On 7 June 1997 he was elected by the Maronite Synod to the Archbishopric of Aleppo. The Maronite Patriarch of Antioch and all the East, Cardinal Nasrallah Boutros Sfeir, gave him on 1 November of the same year the episcopal ordination. His co-consecrators were Bechara Boutros al-Rahi, OMM, Bishop of Byblos and present Maronite Patriarch of Antioch, and Paul Youssef Matar, Archbishop of Beirut.

During his episcopacy, the tomb of Saint Maron was discovered in the village of Brad, and on June 30, 2004, the Maronite Archdiocese of Aleppo declared Brad a pilgrimage site for the Maronite Church. In 2008, then MP Michel Aoun led a campaign to collect donations for the restoration of the Monastery of Saint Maron in Brad, launched through his OTV channel, and presented the Archbishop with a report on the donations made by citizens. In 2010, the Archbishop published a book entitled (Saint Maron: Light on his Life, Skete and Burial).

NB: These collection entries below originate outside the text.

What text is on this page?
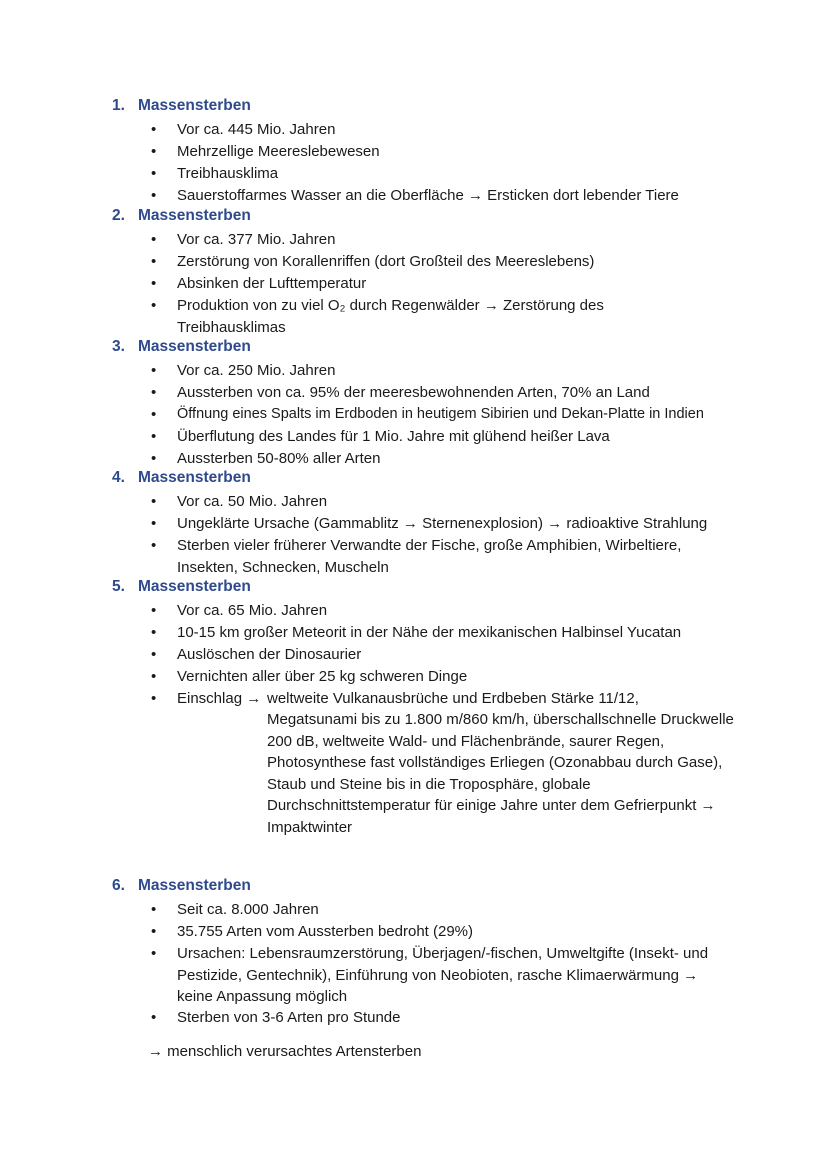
1. Massensterben
• Vor ca. 445 Mio. Jahren
• Mehrzellige Meereslebewesen
• Treibhausklima
• Sauerstoffarmes Wasser an die Oberfläche → Ersticken dort lebender Tiere
2. Massensterben
• Vor ca. 377 Mio. Jahren
• Zerstörung von Korallenriffen (dort Großteil des Meereslebens)
• Absinken der Lufttemperatur
• Produktion von zu viel O₂ durch Regenwälder → Zerstörung des Treibhausklimas
3. Massensterben
• Vor ca. 250 Mio. Jahren
• Aussterben von ca. 95% der meeresbewohnenden Arten, 70% an Land
• Öffnung eines Spalts im Erdboden in heutigem Sibirien und Dekan-Platte in Indien
• Überflutung des Landes für 1 Mio. Jahre mit glühend heißer Lava
• Aussterben 50-80% aller Arten
4. Massensterben
• Vor ca. 50 Mio. Jahren
• Ungeklärte Ursache (Gammablitz → Sternenexplosion) → radioaktive Strahlung
• Sterben vieler früherer Verwandte der Fische, große Amphibien, Wirbeltiere, Insekten, Schnecken, Muscheln
5. Massensterben
• Vor ca. 65 Mio. Jahren
• 10-15 km großer Meteorit in der Nähe der mexikanischen Halbinsel Yucatan
• Auslöschen der Dinosaurier
• Vernichten aller über 25 kg schweren Dinge
• Einschlag → weltweite Vulkanausbrüche und Erdbeben Stärke 11/12,
Megatsunami bis zu 1.800 m/860 km/h, überschallschnelle Druckwelle 200 dB, weltweite Wald- und Flächenbrände, saurer Regen, Photosynthese fast vollständiges Erliegen (Ozonabbau durch Gase), Staub und Steine bis in die Troposphäre, globale Durchschnittstemperatur für einige Jahre unter dem Gefrierpunkt → Impaktwinter
6. Massensterben
• Seit ca. 8.000 Jahren
• 35.755 Arten vom Aussterben bedroht (29%)
• Ursachen: Lebensraumzerstörung, Überjagen/-fischen, Umweltgifte (Insekt- und Pestizide, Gentechnik), Einführung von Neobioten, rasche Klimaerwärmung → keine Anpassung möglich
• Sterben von 3-6 Arten pro Stunde
→ menschlich verursachtes Artensterben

He remained Archbishop of Aleppo until his resignation following a serious health decline that sometimes resulted in him losing the ability to speak or remember words on November 11, 2013. He celebrated the fiftieth anniversary of his priesthood on May 2, 2016, at Our Lady of Al-Bir Church.

He died on May 6, 2017, in Beirut after suffering from severe back pain. A state funeral was held at St. Joseph Church, attended by Archbishops of Beirut Boulos Youssef Matar and Aleppo Archbishops Youssef Tobji. Lebanese President Michel Aoun sent the Minister of State for Presidential Affairs, Pierre Raffoul, on his behalf. Pope Francis sent a message of condolences, which was read by the papal nuncio. He was buried in the family cemetery in Dfoun. A year after his death, a pastoral center at the Church of Our Lady of the Well was named in his honor.